Mary Quin told TVNZ's Q+A that after the kidnapping ordeal, during which she pointed a gun at a dying kidnapper's head, "there was the sense I was invincible - it made me willing to take more risks in my career choices."
Dr Quin was in Yemen in 1998 working for Xerox Corporation when the kidnapping occurred. Four tourists died in the ordeal.
After a gun battle freed her from the kidnappers, Dr Quin arranged an interview with Egyptian Islamic preacher Abu Hamza al Masri. She would later testify against him when in May this year he was tried under his real name, Mustafa Kemal Mustafa, by the Federal District Court in New York.
That trial featured evidence including audio clips of Mustafa being interviewed by Dr Quin, in which it appeared Mustafa said Dr Quin's kidnapping was "Islamically a good thing."
Mustafa was convicted of 11 terrorism charges.
He was related to the men Dr Quin was to be exchanged for 16 years ago, Dr Quin said.
"It's strange looking back, there was a sense of unreality."
When researching her book, Kidnapped In Yemen, "Abu Hamza was one of a number of people I reached out to."
Dr Quin said she never felt afraid of the terrorist mastermind when she was in court with him.
"It's more what he stands for that has me concerned.
"I've always been [concerned about] regimes that suppress women's rights."
Dr Quin was appointed CEO of Callaghan Innovation in March 2013.

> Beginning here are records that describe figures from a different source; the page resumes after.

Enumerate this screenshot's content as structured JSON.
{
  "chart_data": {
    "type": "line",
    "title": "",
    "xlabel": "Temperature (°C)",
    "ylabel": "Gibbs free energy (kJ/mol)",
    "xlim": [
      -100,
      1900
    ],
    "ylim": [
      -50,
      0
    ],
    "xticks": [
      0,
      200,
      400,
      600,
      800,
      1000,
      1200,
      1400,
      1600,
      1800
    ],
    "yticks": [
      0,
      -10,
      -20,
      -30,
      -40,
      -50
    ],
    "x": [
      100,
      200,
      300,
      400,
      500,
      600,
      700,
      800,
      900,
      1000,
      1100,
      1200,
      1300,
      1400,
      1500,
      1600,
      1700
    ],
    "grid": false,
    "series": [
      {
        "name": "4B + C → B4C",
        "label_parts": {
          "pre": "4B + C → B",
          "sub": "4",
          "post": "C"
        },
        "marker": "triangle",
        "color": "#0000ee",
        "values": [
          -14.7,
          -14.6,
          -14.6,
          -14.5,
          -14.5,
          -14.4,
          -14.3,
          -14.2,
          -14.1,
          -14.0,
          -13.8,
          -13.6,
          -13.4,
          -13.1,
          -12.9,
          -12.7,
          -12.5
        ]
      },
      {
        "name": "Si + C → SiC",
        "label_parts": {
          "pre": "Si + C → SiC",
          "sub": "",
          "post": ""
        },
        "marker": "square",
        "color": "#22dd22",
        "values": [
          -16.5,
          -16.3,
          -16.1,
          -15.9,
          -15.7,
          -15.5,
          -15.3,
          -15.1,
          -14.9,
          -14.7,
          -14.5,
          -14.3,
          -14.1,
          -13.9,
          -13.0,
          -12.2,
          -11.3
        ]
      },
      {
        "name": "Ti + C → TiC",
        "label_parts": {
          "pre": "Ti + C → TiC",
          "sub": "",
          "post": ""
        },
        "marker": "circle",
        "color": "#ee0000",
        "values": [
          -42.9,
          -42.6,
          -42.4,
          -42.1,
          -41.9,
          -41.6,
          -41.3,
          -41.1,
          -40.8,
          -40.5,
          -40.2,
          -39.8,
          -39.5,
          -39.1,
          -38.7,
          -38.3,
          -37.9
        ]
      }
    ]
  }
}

Interviewer Susan Wood asked her if becoming head of Callaghan Innovation was a brave move, considering the company manages 350 people, and worked on 970 research and development projects for 260 businesses in the last year.
"It's challenging," Dr Quin said.
Wood pressed Dr Quin about Callaghan's investment of funding grants to New Zealand companies including Hawkeye UAV which make unmanned aerial vehicles, which Wood referred to as drones. Dr Quin said UAVs had many agricultural applications.
She holds joint NZ-US citizenship, and gained her Bachelor of Science (honours) at University of Canterbury before attending Harvard Business School.